GLENDALE, Calif. — From the moment Ronda Rousey started to break out as a star, it seems, there has been speculation as to when she’d leave mixed martial arts behind.
Maybe it’s because Gina Carano bailed at the first sign of Hollywood fame and never returned. Maybe it’s because Rousey’s charisma draws mainstream attention to a degree no one else in the sport can capture. Maybe it’s because of that hard-to-define “it” factor. Perhaps it’s all of the above.
But all this speculation misses that the UFC women’s bantamweight champion, first and foremost, loves to fight. That’s a point she went out of her way to make Monday at an open workout promoting her UFC 170 main event title defense against Sara McMann.
Rousey was emphatic when asked whether the promise of Hollywood riches will pull her away from the sport.
“I’m a fighter,” Rousey told reporters gathered at the Glendale Fighting Club. “I enjoy fighting. I was doing judo for a decade and a half for pretty much no money. If money was really was important to me, I might be a stockbroker right now.”
Of course, it wasn’t as if Rousey was being asked about a future outside the sport without reason. Just last week, her latest film projects were announced, as she’ll have roles in both “Entourage” and “The Athena Project.” Filming for the former begins in Los Angeles next month.
The way Rousey envisions an ideal life, she’ll continue to bounce between fighting and film making.
“I have two fights now and I’m doing them back to back and I take a lot of focus and a lot of energy,” Rousey said. “It would be nice to do something a little different, and miss it. By the time I do a lot of movie stuff, it would be, ‘oh my god, it’s cool and all,’ but I’m tired of getting my makeup done every day and they’re destroying my hair and I just want to get into the gym. … They both make me miss the other and I feel they both make me better at the other.”
Rousey believes a bit of mental synergy went helped forge her “Entourage” role. She says didn’t watch the show during it’s run on HBO, and only began watching it recently, when she was looking for a distraction from training leading up to her UFC 168 title defense against Miesha Tate.
“I wanted to watch something lighthearted, so I was like, you know what? I want to watch ‘Entourage,'” Rousey said. “Everyone talked about it, but I’ve never seen a single episode of Entourage. Let’s start watching it. Being that I don’t watch anything at all, so I was watching it and I was on the third season and it was after the Miesha fight and then I was asked about the movie. So it was funny, i was just, ‘I just manifested the s— out of that.'”
Of course, Rousey can’t get too wrapped up on her future movie roles at the moment, because she’s got someone intent on manifesting the s— out of her UFC title opportunity in less than two weeks.
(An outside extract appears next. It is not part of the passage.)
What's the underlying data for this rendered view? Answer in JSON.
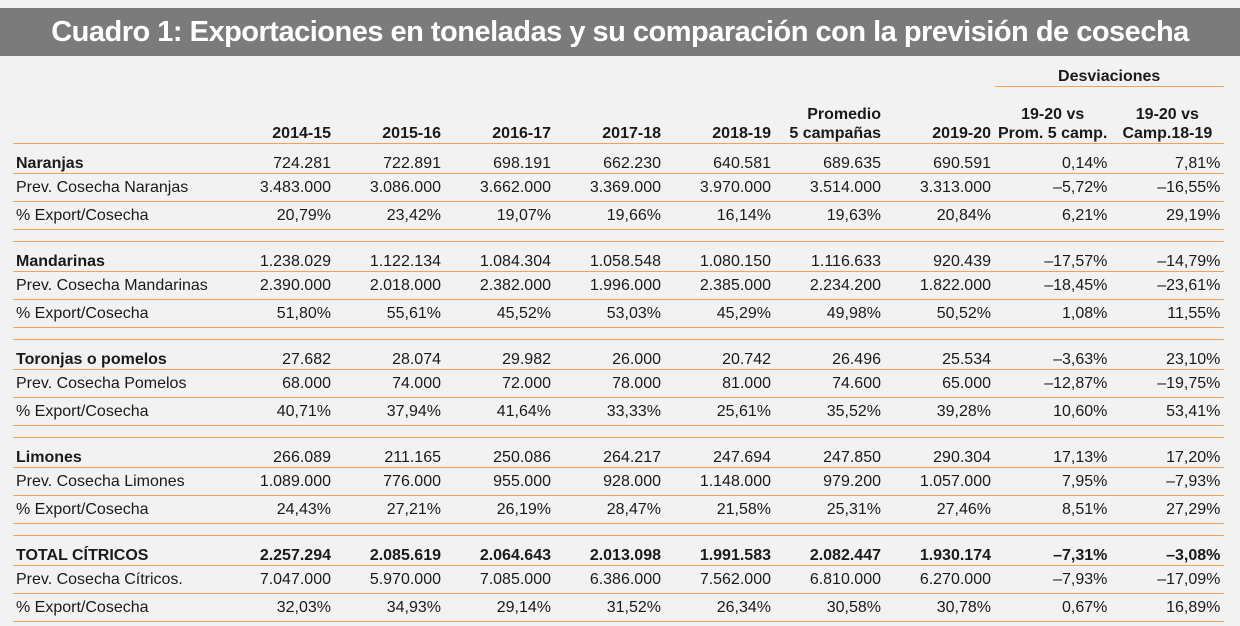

On Monday, Rousey went through a workout far more intense than one usually sees at these sort of events, as if she was looking to prove a point. She tossed around a male sparring partner in the ring with crisp and violent judo throws that reverberated around the gym. In her boxing work, she got a bit out of control, just missing coach Edmond Tarverdyan with a left uppercut which would have crack him in the jaw had it been an inch closer, and rocking him backwards with a left to the midsection.
But the message was clear: Rousey’s in killer condition as she gets ready for her second fight in eight weeks.
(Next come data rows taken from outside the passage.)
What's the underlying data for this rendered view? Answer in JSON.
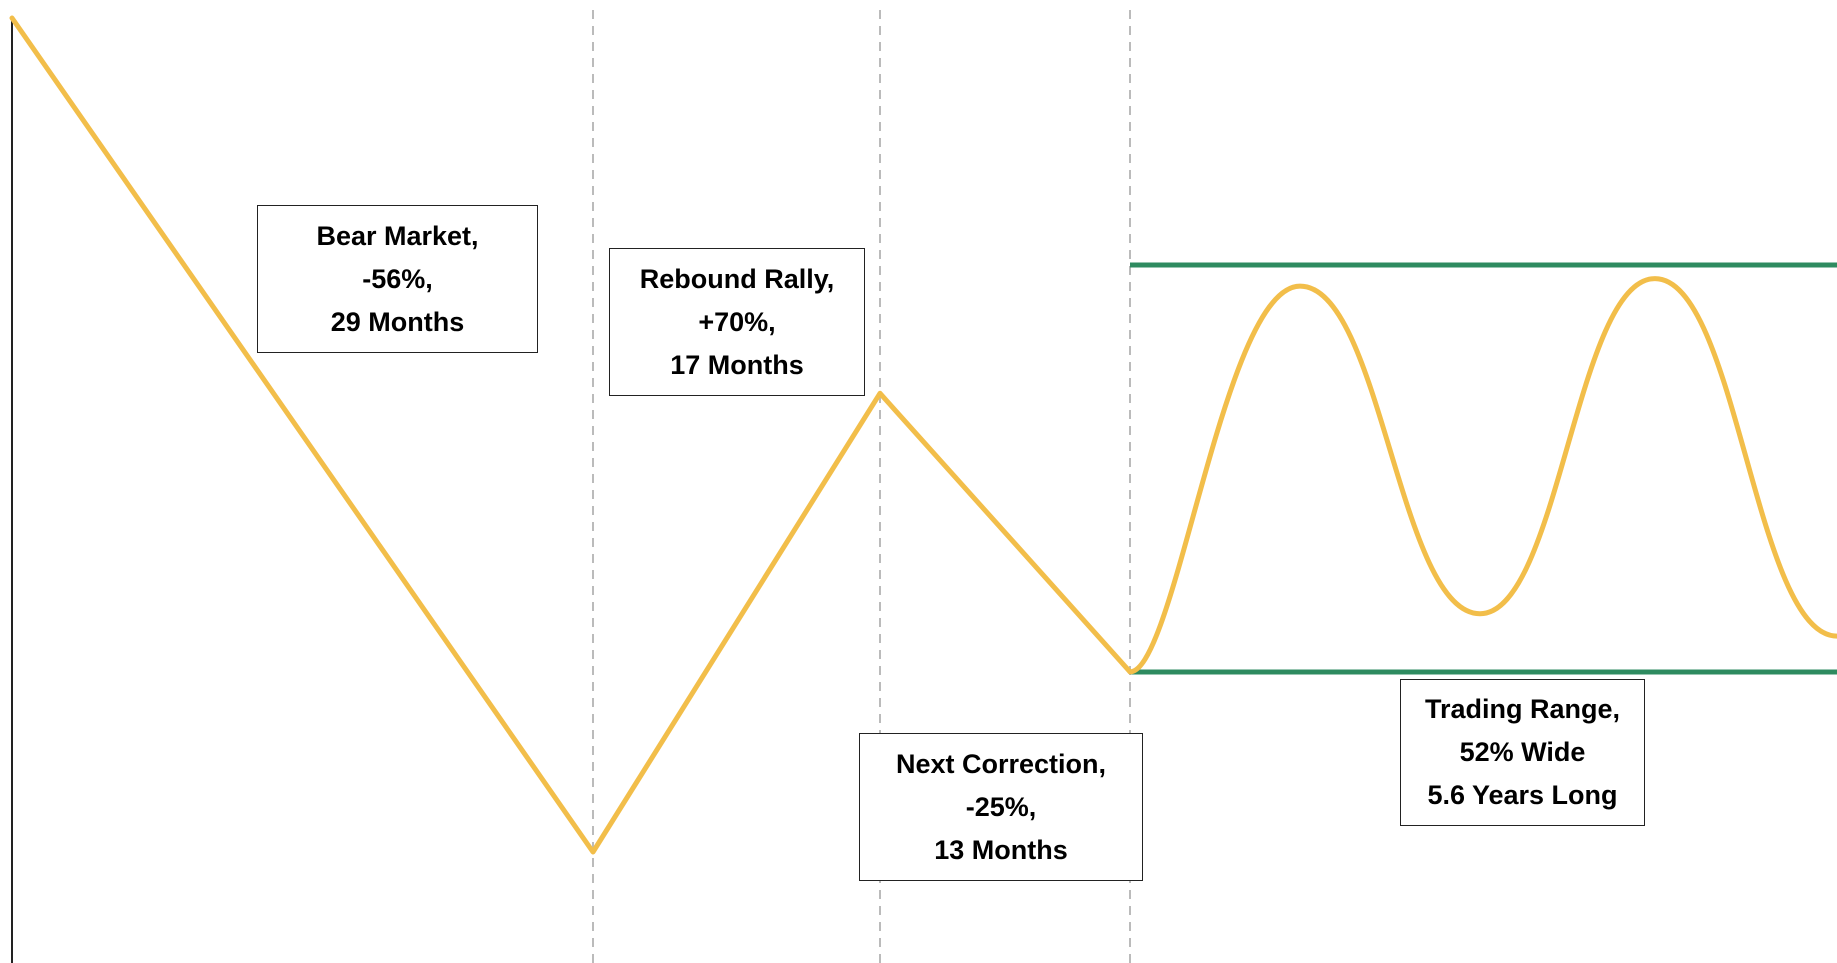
{
  "chart_data": {
    "type": "line",
    "title": "",
    "xlabel": "",
    "ylabel": "",
    "colors": {
      "price_line": "#F2BE4A",
      "range_lines": "#2E8B60",
      "phase_dividers": "#BBBBBB",
      "axis": "#222222"
    },
    "phases": [
      {
        "name": "bear-market",
        "lines": [
          "Bear Market,",
          "-56%,",
          "29 Months"
        ]
      },
      {
        "name": "rebound-rally",
        "lines": [
          "Rebound Rally,",
          "+70%,",
          "17 Months"
        ]
      },
      {
        "name": "next-correction",
        "lines": [
          "Next Correction,",
          "-25%,",
          "13 Months"
        ]
      },
      {
        "name": "trading-range",
        "lines": [
          "Trading Range,",
          "52% Wide",
          "5.6 Years Long"
        ]
      }
    ],
    "series": [
      {
        "values": [
          100,
          44,
          74.8,
          56.1,
          82,
          60,
          82.5,
          58.5
        ]
      }
    ],
    "grid": false,
    "legend": "none"
  }
}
“I came into this camp still in shape from my last fight,” Rousey said. “You know, I came in coming off two movies and I did my best to come out in shape and I was coming off 10 weeks without sparring or any of that. So, I started this one in shape and my coach is actually going through his notes from my last fight and we realized all my best performances are from when I’ve gone the shortest time from my last fight.”
What Rousey says she won’t do, however, is have a game plan, which on the surface seems strange, given the judo vs. wrestling storyline going into the bout.
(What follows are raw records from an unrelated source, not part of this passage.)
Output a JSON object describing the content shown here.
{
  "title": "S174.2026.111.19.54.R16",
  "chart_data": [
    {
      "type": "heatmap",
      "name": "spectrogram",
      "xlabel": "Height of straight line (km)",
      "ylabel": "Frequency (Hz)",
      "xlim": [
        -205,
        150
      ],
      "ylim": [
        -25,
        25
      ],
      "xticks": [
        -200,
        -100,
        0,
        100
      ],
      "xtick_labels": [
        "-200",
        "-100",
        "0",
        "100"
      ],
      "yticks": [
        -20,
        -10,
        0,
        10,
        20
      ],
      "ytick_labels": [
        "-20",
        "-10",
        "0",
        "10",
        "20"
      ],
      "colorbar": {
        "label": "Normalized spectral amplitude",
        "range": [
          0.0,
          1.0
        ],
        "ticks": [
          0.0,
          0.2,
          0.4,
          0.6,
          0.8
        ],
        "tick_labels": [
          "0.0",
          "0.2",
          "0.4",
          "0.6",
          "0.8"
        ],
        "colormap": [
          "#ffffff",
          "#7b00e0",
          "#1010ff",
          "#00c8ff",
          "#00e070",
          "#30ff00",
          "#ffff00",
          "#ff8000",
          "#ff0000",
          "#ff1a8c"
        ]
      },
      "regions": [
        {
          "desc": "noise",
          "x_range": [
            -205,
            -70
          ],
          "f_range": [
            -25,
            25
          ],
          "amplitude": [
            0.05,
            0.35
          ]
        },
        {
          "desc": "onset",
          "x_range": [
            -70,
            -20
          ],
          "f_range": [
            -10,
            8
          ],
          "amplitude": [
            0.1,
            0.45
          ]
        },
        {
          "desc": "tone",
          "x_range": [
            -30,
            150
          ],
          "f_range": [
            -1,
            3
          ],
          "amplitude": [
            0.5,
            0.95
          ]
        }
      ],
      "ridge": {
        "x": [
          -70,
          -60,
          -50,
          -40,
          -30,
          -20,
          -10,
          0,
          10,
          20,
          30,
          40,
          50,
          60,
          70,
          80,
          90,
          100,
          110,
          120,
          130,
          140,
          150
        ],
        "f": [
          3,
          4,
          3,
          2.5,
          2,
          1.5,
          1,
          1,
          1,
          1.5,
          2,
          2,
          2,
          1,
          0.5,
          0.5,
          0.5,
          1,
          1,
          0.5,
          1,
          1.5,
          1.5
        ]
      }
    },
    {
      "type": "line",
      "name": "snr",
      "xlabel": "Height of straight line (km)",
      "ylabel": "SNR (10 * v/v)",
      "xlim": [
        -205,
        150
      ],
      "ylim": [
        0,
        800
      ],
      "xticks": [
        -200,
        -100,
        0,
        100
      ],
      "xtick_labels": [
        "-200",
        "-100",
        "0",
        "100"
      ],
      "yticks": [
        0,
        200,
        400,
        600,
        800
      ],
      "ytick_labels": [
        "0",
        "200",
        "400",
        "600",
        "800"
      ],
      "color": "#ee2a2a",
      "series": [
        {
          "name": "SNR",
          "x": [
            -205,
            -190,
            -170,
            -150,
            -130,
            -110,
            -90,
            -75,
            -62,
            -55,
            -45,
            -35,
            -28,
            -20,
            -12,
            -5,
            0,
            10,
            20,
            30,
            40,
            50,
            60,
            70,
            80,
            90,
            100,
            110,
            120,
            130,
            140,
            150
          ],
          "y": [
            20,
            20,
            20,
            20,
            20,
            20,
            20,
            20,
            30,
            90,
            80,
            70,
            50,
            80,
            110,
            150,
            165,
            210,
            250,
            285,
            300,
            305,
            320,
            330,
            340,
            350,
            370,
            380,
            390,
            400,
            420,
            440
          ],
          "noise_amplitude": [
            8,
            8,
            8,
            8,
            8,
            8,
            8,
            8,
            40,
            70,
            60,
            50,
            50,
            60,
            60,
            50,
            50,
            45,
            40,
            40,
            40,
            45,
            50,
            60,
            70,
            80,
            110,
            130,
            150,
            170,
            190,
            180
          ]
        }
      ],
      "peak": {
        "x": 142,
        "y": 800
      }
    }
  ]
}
“Fights are chaotic themselves,” Rousey said. “You can’t really expect much that’s why we don’t go in with a game plan. We plan out the first exchange, and we prepare of the tendencies of the other fighter, but we don’t really know. So, that’s hard to say, but, from what I’ve experienced in training is, the better the partners I’m with, the higher the skill level, the higher caliber of the athlete I spar against, the better I perform.”
Dig a little deeper, though, and you see the Rousey has in fact thought the game plan through, as she discusses the subtle-but-profound differences in judo throws vs. wrestling takedowns.
“Throws you have to muscle through are wrestling,” Rousey said. “The throws that happen effortlessly are judo. And so I didn’t use any strength to throw Miesha in that fight. I did have to use strength to throw Carmouche in that fight, and that’s why it wasn’t a pretty throw. But for Miesha it wasn’t strength. it was just a decade and a half of trained reflexes.”
Rousey’s eyes lit up as she discussed those difference. The “student of the game” type of excitement Rousey displays is enough to make you think that maybe she’s in MMA for the long haul after all.
“I just want to have enough money to do what I enjoy for a living,” Rousey said. “Right now what I enjoy is fighting.”